Is Trouble Brewing for the Kurds?

To many Western minds, the Kurdish-dominated, mountainous northern part of Iraq is an island of relative stability amidst the chaos and bloodshed that wreak havoc in the rest of the country. In fact, with the Kurds boxed in on all sides by jealous and often unfriendly neighbors, that image has always been a bit misguided. But lately the sectarian tensions that surround the Kurdish enclave have begun to make their presence felt more strongly, threatening not just the Kurds’ way of life but U.S. hopes for bringing some measure of peace and stability to all of Iraq.

In recent weeks Turkey and Iran, two neighbors that worry about the separatist aspirations of their own significant minority Kurdish populations, have tightened the noose around the Iraqi Kurds. As Turkey’s civil war against Kurdish separatist guerrillas — an independent radical group known as the Kurdistan Workers Party, or PKK — has escalated since the beginning of the year, the Turkish army has begun massing at the Iraqi border. Last week, Turkish commandos began crossing the border to pursue PKK fighters who take refuge in Iraq. Meanwhile, the Iranian Army on Monday shelled Kurdish villages in the Qandil mountains of northern Iraq, an area inhabited by PKK guerillas and used as a launching pad for Kurdish rebels seeking autonomy in Iran

But the Kurds are facing possibly growing problems not just from across its borders. Iraq’s Arab majority has long suspected that the Kurds want to break apart their country and take northern Iraq’s rich oilfields with them, and that suspicion fueled recent reports that hundreds of Shi’ite Arab militiamen have moved into the northern city of Kirkuk.

U.S. military and diplomatic officials have claimed that radical cleric Muqtada Al Sadr — accused by the U.S. of sectarian reprisals in Baghad and elsewhere in southern Iraq — and the country’s largest Shi’ite party have started to send in small numbers of their armed loyalists. The status of Kirkuk, officially to be decided in a referendum by the end of 2007, is one of the most contentious issues facing the new Iraqi government; though claimed by the Kurds, it is controlled by Baghdad, which is reluctant to part with its vast oilfields.

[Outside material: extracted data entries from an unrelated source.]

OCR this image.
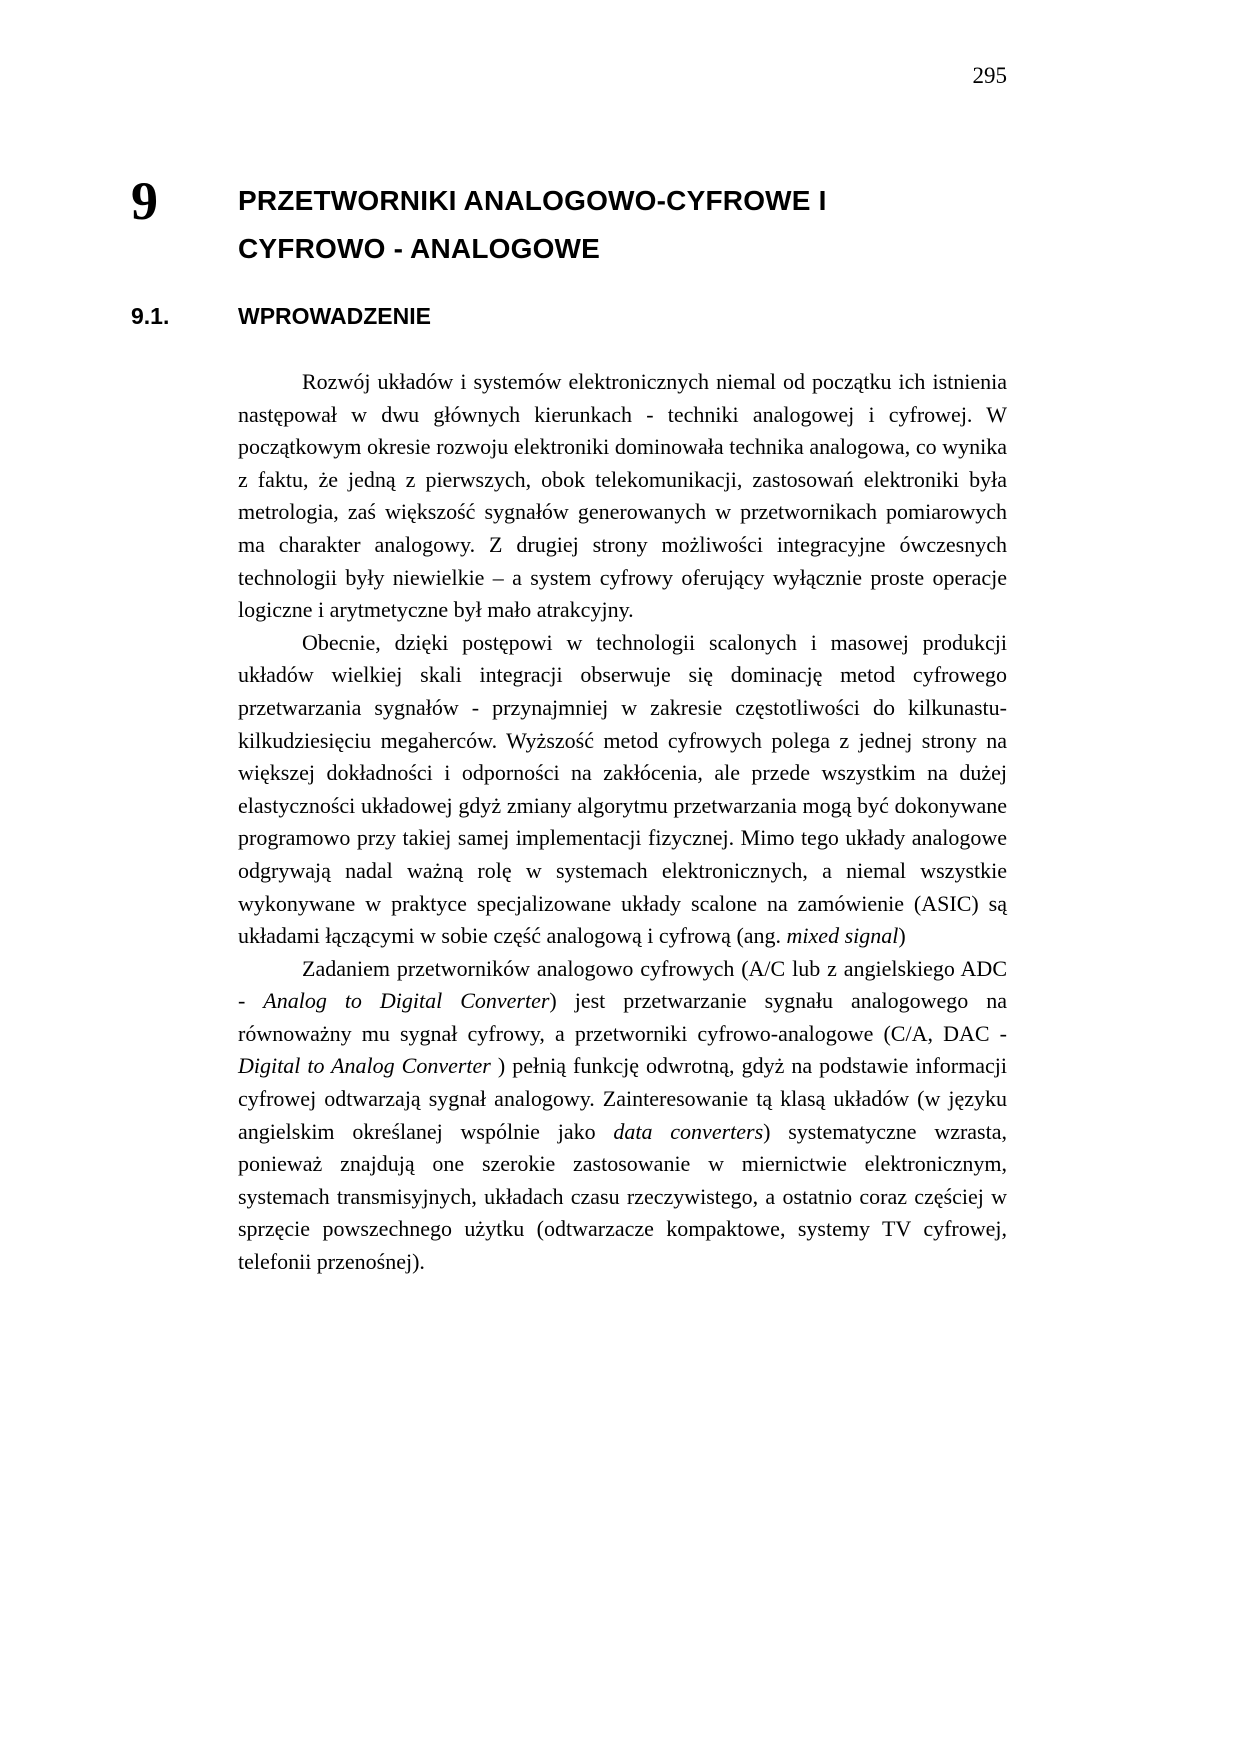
295
9	PRZETWORNIKI ANALOGOWO-CYFROWE I
CYFROWO - ANALOGOWE
9.1.	WPROWADZENIE

Rozwój układów i systemów elektronicznych niemal od początku ich istnienia następował w dwu głównych kierunkach - techniki analogowej i cyfrowej. W początkowym okresie rozwoju elektroniki dominowała technika analogowa, co wynika z faktu, że jedną z pierwszych, obok telekomunikacji, zastosowań elektroniki była metrologia, zaś większość sygnałów generowanych w przetwornikach pomiarowych ma charakter analogowy. Z drugiej strony możliwości integracyjne ówczesnych technologii były niewielkie – a system cyfrowy oferujący wyłącznie proste operacje logiczne i arytmetyczne był mało atrakcyjny.

Obecnie, dzięki postępowi w technologii scalonych i masowej produkcji układów wielkiej skali integracji obserwuje się dominację metod cyfrowego przetwarzania sygnałów - przynajmniej w zakresie częstotliwości do kilkunastu-kilkudziesięciu megaherców. Wyższość metod cyfrowych polega z jednej strony na większej dokładności i odporności na zakłócenia, ale przede wszystkim na dużej elastyczności układowej gdyż zmiany algorytmu przetwarzania mogą być dokonywane programowo przy takiej samej implementacji fizycznej. Mimo tego układy analogowe odgrywają nadal ważną rolę w systemach elektronicznych, a niemal wszystkie wykonywane w praktyce specjalizowane układy scalone na zamówienie (ASIC) są układami łączącymi w sobie część analogową i cyfrową (ang. mixed signal)

Zadaniem przetworników analogowo cyfrowych (A/C lub z angielskiego ADC - Analog to Digital Converter) jest przetwarzanie sygnału analogowego na równoważny mu sygnał cyfrowy, a przetworniki cyfrowo-analogowe (C/A, DAC - Digital to Analog Converter ) pełnią funkcję odwrotną, gdyż na podstawie informacji cyfrowej odtwarzają sygnał analogowy. Zainteresowanie tą klasą układów (w języku angielskim określanej wspólnie jako data converters) systematyczne wzrasta, ponieważ znajdują one szerokie zastosowanie w miernictwie elektronicznym, systemach transmisyjnych, układach czasu rzeczywistego, a ostatnio coraz częściej w sprzęcie powszechnego użytku (odtwarzacze kompaktowe, systemy TV cyfrowej, telefonii przenośnej).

But the reports of militiamen decamping to Kirkuk in force may be inaccurate. According to Iraqi laws designed to preserve the fragile ethnic balance of the city, no one can move into Kirkuk without the permission of the Kirkuk governorate, and that permission has not been granted, according to Rebwar Talabani, the deputy governor of Kirkuk. A small number of families have fled to Kirkuk from Baghdad, “but we will not accept them as citizens of Kirkuk and we will not allow them to stay here,” he said. “What people say about the Sadr movement is exaggerated by the media. We don’t have any evidence of that.”

The Kurds’ army, the 95,000-strong Peshmerga militia (the name literally means “those who face death”), is the largest and most disciplined in Iraq, and would be a formidable guerrilla force if fighting started in the mountains of their homeland. On the other hand, many Shi’ites have insisted that if the new Iraqi government is going to crack down on and try to disband ethnic militias, then the Peshmerga shouldn’t be exempted.

As for the Kurds’ neighbors, Turkey stands to lose a lot of business from a confrontation. Its trade with Iraq, especially in the form of oil products, has skyrocketed since the American-led occupation, and almost all of it passes through Kurdish territory.

The wild card in the situation is Iran. The U.S. has long accused Iran of helping to destabilize Iraq, and the timing of its military foray into Iraqi territory is significant. Just as Iran faces international isolation over its nuclear enrichtment program and talk of possible U.S. military action in Iran is running high in Washington, the attack appears to be a calculated warning to the U.S. that however bad things are now in Iraq, they could get even worse. And as has so often happened in their tragic history, the Kurds could be the first, though certainly not the only, casualty.